Now comes the crucial feedback loop we prize, if we are to make progress. Build/Measure/Learn - then rinse and repeat.
Of course, this is easy to write, but the hardest thing to really crack. At this point at EE, we still haven’t really cracked this in order to get real data on the majority of our APs. So what follows is more to state where we are aiming for, rather than what we have accomplished!
In our Advice Process template (see the AP Housekeeping section), we have an area titled success metrics. The purpose of this is threefold:
Improve the quality of the thinking that goes into making the decision.
Provide a starting position, or anchor, for the build / measure / learn loop.
Help to de-bias future decisions, based on the result of this decision.
A significant part of the individual and organisational learning we get from a decision is through quantifying its resultant impact.
Having good metrics is important, but they are hard to define. This article on good metrics provides useful guidance and we are currently experimenting with a revised format for capturing success metrics, using a hypothesis-like structure. Please use the following format to define your success metrics, a worked example is here:
State hypothesis: Start with a clear hypothesis: IF we do x THEN we will achieve y and will know this BECAUSE of z.
Define the time frame: Define a timeframe to contain the experiment (which reduces risk and investment) and allows for a comparison. E.g. 4 weeks.
Describe the result: Describe the intended outcome including an explanation of any terms used.
Define the measurement: Describe a measure of the desired direct result* (and how you’ll obtain the measurement) in one of two ways depending on the nature of the AP: a) A comparative numerical measure of the intended direct result (a quantity/ratio of a quantitative something, stated in terms of it’s current and desired state) Or b) A quantitative measure of a qualitative test (measured through surveys or interviews) including an initial baseline where an AP relates to a change.
Link to a business objective: <Describe how the direct result will contribute to EE’s Global or a BU’s objectives (see your BUL or Exec to find out more). *Direct result versus a non-direct result: in working through example APs we noticed that some success metrics related to future or subsequent outcomes that may depend on the AP decision but are not a direct result. We found this confused ‘what’ was being measured and made it more difficult to know if the AP was successful. For example, we might measure sales leads rather than actual sales.

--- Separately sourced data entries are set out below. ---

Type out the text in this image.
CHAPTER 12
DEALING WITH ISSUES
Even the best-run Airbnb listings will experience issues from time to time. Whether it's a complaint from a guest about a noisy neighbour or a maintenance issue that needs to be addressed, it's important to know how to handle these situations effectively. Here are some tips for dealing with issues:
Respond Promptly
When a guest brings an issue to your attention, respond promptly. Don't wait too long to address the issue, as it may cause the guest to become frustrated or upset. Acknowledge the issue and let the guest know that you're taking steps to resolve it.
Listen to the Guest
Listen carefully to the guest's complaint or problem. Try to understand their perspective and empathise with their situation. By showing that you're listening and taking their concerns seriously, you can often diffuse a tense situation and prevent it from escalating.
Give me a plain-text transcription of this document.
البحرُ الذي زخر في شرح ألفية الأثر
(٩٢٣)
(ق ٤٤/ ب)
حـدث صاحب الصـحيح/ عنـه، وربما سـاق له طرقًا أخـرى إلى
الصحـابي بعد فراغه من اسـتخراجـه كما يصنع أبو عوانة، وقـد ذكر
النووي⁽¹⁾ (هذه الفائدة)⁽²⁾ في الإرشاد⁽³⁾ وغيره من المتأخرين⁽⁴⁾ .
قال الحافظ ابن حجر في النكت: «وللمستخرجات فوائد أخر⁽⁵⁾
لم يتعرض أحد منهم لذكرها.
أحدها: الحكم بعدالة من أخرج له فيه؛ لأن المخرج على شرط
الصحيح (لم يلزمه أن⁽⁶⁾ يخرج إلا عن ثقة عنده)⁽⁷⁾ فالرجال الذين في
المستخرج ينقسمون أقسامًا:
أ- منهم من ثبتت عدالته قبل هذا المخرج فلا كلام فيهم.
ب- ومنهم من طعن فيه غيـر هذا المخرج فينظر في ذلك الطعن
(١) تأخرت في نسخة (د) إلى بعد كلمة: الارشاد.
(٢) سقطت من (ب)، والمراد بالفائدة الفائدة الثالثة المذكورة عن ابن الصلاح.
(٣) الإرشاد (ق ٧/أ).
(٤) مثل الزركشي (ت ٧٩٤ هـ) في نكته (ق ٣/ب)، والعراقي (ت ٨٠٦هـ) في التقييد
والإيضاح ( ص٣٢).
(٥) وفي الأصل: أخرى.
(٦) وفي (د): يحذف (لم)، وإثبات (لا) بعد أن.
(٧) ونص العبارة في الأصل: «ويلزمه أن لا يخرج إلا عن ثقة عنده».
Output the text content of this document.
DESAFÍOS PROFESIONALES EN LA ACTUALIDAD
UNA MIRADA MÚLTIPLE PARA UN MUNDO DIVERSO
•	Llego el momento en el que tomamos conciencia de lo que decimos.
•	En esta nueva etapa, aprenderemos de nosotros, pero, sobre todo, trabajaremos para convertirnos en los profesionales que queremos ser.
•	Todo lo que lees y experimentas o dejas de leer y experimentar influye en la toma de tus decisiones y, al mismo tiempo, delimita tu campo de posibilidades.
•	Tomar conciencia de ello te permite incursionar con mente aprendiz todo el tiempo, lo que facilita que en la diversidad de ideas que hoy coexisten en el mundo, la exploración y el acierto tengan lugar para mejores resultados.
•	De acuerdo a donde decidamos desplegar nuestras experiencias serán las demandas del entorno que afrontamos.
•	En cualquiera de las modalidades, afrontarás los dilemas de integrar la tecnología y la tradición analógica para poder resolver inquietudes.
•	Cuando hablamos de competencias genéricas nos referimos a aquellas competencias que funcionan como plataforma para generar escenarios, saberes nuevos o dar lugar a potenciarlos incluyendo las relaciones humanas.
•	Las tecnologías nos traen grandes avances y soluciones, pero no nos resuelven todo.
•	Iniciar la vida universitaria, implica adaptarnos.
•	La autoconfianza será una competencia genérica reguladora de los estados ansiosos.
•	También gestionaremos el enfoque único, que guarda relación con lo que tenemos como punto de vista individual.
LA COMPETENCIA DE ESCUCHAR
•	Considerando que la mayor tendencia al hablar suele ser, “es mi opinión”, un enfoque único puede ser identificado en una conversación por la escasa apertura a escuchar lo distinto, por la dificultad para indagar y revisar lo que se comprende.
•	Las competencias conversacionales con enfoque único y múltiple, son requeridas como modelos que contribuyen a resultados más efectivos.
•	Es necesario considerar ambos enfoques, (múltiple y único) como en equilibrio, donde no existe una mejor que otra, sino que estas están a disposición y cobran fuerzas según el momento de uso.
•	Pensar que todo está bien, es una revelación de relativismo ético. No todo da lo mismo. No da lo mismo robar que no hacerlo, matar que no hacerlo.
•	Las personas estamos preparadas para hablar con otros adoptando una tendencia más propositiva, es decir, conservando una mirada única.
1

Resulting correlation does not imply causation: don’t create an overly tight relationship between results and decision quality. Just because you had a good (or bad) outcome, it doesn’t follow that it was a good (or bad) decision. It could just be down to dumb luck (see that earlier reference to poker).
Break down the decision into a series of small steps: then measure as you go. At decision time, you’re often information poor. More often than not you can break down a big decision into a series of smaller ones. If you gain new information and you end up abandoning or pivoting based on this new information, congratulations – you’ve just made a good decision.